Malaysia - People

Over 50 percent of the population is of Malay descent.  Chinese make up about 25% and Indians make up about 10% of the population.  Indigenous groups called Orang Asli live in the peninsula; they include Negritos and Proto-Malays.  Other ethnic groups live in Sarawak and Sabah.  They include Iban and Bidayuh in Sarawak (well known for the head-hunting skills - fortunately no longer practised), and Kadazan (often farmers) and Bajau (a nomadic sea-faring people sometimes also called sea gypsies) in Sabah.

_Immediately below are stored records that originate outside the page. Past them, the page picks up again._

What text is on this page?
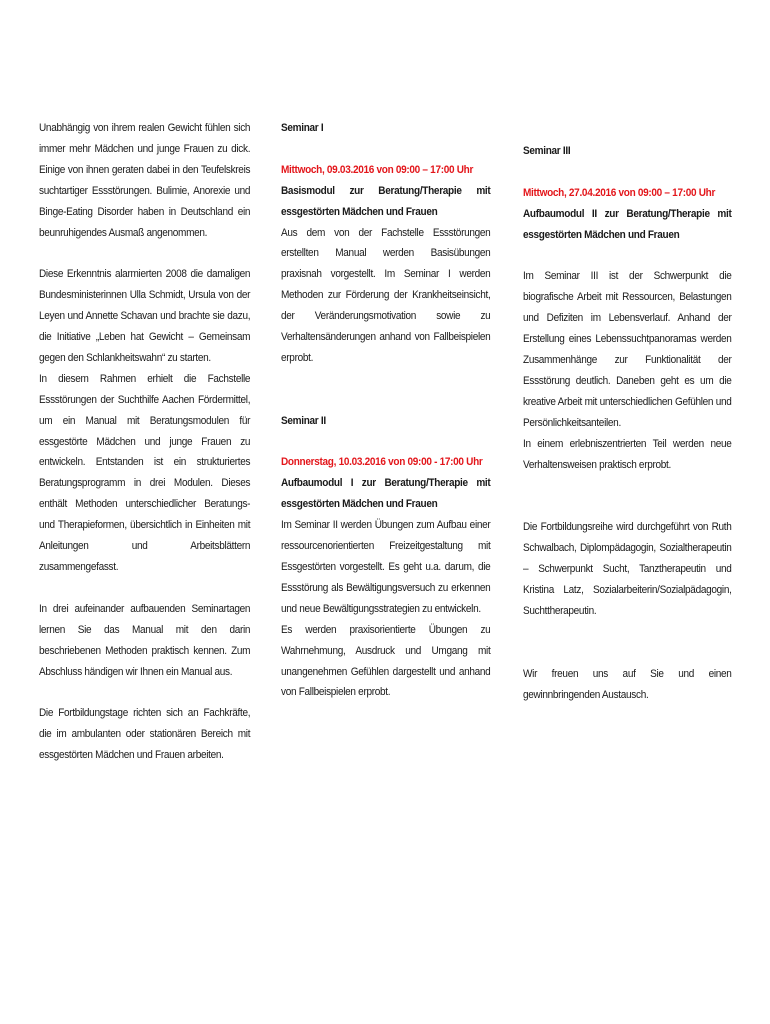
Unabhängig von ihrem realen Gewicht fühlen sich immer mehr Mädchen und junge Frauen zu dick. Einige von ihnen geraten dabei in den Teufelskreis suchtartiger Essstörungen. Bulimie, Anorexie und Binge-Eating Disorder haben in Deutschland ein beunruhigendes Ausmaß angenommen.

Diese Erkenntnis alarmierten 2008 die damaligen Bundesministerinnen Ulla Schmidt, Ursula von der Leyen und Annette Schavan und brachte sie dazu, die Initiative „Leben hat Gewicht – Gemeinsam gegen den Schlankheitswahn“ zu starten.

In diesem Rahmen erhielt die Fachstelle Essstörungen der Suchthilfe Aachen Fördermittel, um ein Manual mit Beratungsmodulen für essgestörte Mädchen und junge Frauen zu entwickeln. Entstanden ist ein strukturiertes Beratungsprogramm in drei Modulen. Dieses enthält Methoden unterschiedlicher Beratungs- und Therapieformen, übersichtlich in Einheiten mit Anleitungen und Arbeitsblättern zusammengefasst.

In drei aufeinander aufbauenden Seminartagen lernen Sie das Manual mit den darin beschriebenen Methoden praktisch kennen. Zum Abschluss händigen wir Ihnen ein Manual aus.

Die Fortbildungstage richten sich an Fachkräfte, die im ambulanten oder stationären Bereich mit essgestörten Mädchen und Frauen arbeiten.

Seminar I
Mittwoch, 09.03.2016 von 09:00 – 17:00 Uhr
Basismodul zur Beratung/Therapie mit essgestörten Mädchen und Frauen

Aus dem von der Fachstelle Essstörungen erstellten Manual werden Basisübungen praxisnah vorgestellt. Im Seminar I werden Methoden zur Förderung der Krankheitseinsicht, der Veränderungsmotivation sowie zu Verhaltensänderungen anhand von Fallbeispielen erprobt.

Seminar II
Donnerstag, 10.03.2016 von 09:00 - 17:00 Uhr
Aufbaumodul I zur Beratung/Therapie mit essgestörten Mädchen und Frauen

Im Seminar II werden Übungen zum Aufbau einer ressourcenorientierten Freizeitgestaltung mit Essgestörten vorgestellt. Es geht u.a. darum, die Essstörung als Bewältigungsversuch zu erkennen und neue Bewältigungsstrategien zu entwickeln.

Es werden praxisorientierte Übungen zu Wahrnehmung, Ausdruck und Umgang mit unangenehmen Gefühlen dargestellt und anhand von Fallbeispielen erprobt.

Seminar III
Mittwoch, 27.04.2016 von 09:00 – 17:00 Uhr
Aufbaumodul II zur Beratung/Therapie mit essgestörten Mädchen und Frauen

Im Seminar III ist der Schwerpunkt die biografische Arbeit mit Ressourcen, Belastungen und Defiziten im Lebensverlauf. Anhand der Erstellung eines Lebenssuchtpanoramas werden Zusammenhänge zur Funktionalität der Essstörung deutlich. Daneben geht es um die kreative Arbeit mit unterschiedlichen Gefühlen und Persönlichkeitsanteilen.

In einem erlebniszentrierten Teil werden neue Verhaltensweisen praktisch erprobt.

Die Fortbildungsreihe wird durchgeführt von Ruth Schwalbach, Diplompädagogin, Sozialtherapeutin – Schwerpunkt Sucht, Tanztherapeutin und Kristina Latz, Sozialarbeiterin/Sozialpädagogin, Suchttherapeutin.

Wir freuen uns auf Sie und einen gewinnbringenden Austausch.
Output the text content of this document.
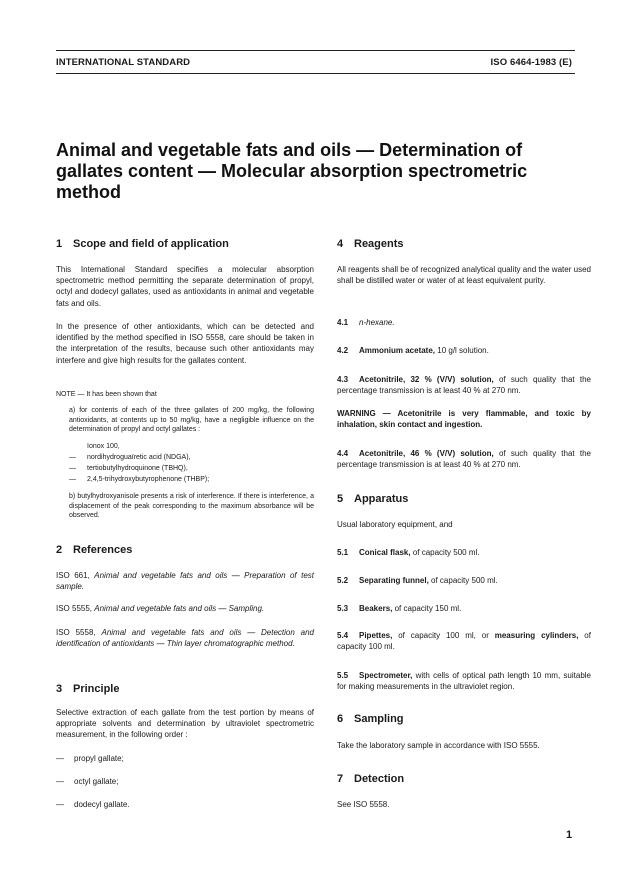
INTERNATIONAL STANDARD	ISO 6464-1983 (E)
Animal and vegetable fats and oils — Determination of
gallates content — Molecular absorption spectrometric
method
1 Scope and field of application
This International Standard specifies a molecular absorption spectrometric method permitting the separate determination of propyl, octyl and dodecyl gallates, used as antioxidants in animal and vegetable fats and oils.
In the presence of other antioxidants, which can be detected and identified by the method specified in ISO 5558, care should be taken in the interpretation of the results, because such other antioxidants may interfere and give high results for the gallates content.
NOTE — It has been shown that
a) for contents of each of the three gallates of 200 mg/kg, the following antioxidants, at contents up to 50 mg/kg, have a negligible influence on the determination of propyl and octyl gallates :
Ionox 100,
— nordihydroguaïretic acid (NDGA),
— tertiobutylhydroquinone (TBHQ),
— 2,4,5-trihydroxybutyrophenone (THBP);
b) butylhydroxyanisole presents a risk of interference. If there is interference, a displacement of the peak corresponding to the maximum absorbance will be observed.
2 References
ISO 661, Animal and vegetable fats and oils — Preparation of test sample.
ISO 5555, Animal and vegetable fats and oils — Sampling.
ISO 5558, Animal and vegetable fats and oils — Detection and identification of antioxidants — Thin layer chromatographic method.
3 Principle
Selective extraction of each gallate from the test portion by means of appropriate solvents and determination by ultraviolet spectrometric measurement, in the following order :
— propyl gallate;
— octyl gallate;
— dodecyl gallate.
4 Reagents
All reagents shall be of recognized analytical quality and the water used shall be distilled water or water of at least equivalent purity.
4.1 n-hexane.
4.2 Ammonium acetate, 10 g/l solution.
4.3 Acetonitrile, 32 % (V/V) solution, of such quality that the percentage transmission is at least 40 % at 270 nm.
WARNING — Acetonitrile is very flammable, and toxic by inhalation, skin contact and ingestion.
4.4 Acetonitrile, 46 % (V/V) solution, of such quality that the percentage transmission is at least 40 % at 270 nm.
5 Apparatus
Usual laboratory equipment, and
5.1 Conical flask, of capacity 500 ml.
5.2 Separating funnel, of capacity 500 ml.
5.3 Beakers, of capacity 150 ml.
5.4 Pipettes, of capacity 100 ml, or measuring cylinders, of capacity 100 ml.
5.5 Spectrometer, with cells of optical path length 10 mm, suitable for making measurements in the ultraviolet region.
6 Sampling
Take the laboratory sample in accordance with ISO 5555.
7 Detection
See ISO 5558.
1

There are several theories about where the present day Malays came from.  Since this is not an anthropology site, one or two schools of thought are briefly mentioned here as a talking point.  One school believes that the land occupied by present day Malaysia was first inhabited probably as early as the Stone Age (around 8000 B.C.) on the Malaysian Peninsula; they are thought to be the ancestors of the present day Negrito aborigines.  Later came the Proto-Malays around 2000 B.C. from Yunan, China.  Subsequently, around about the third century B.C., another ethnic group called Deutero-Malays came, and through intermarriages with Indians, Arabs, Siamese and Chinese, become today's Malays.  Another theory says that the Malays originated from Taiwan thousands of years ago, and then spread to the Philippines, Indonesia and Malaysia. 

Whatever the theory, the fact remains that Malaysians regardless of their ethnic origin are a friendly people.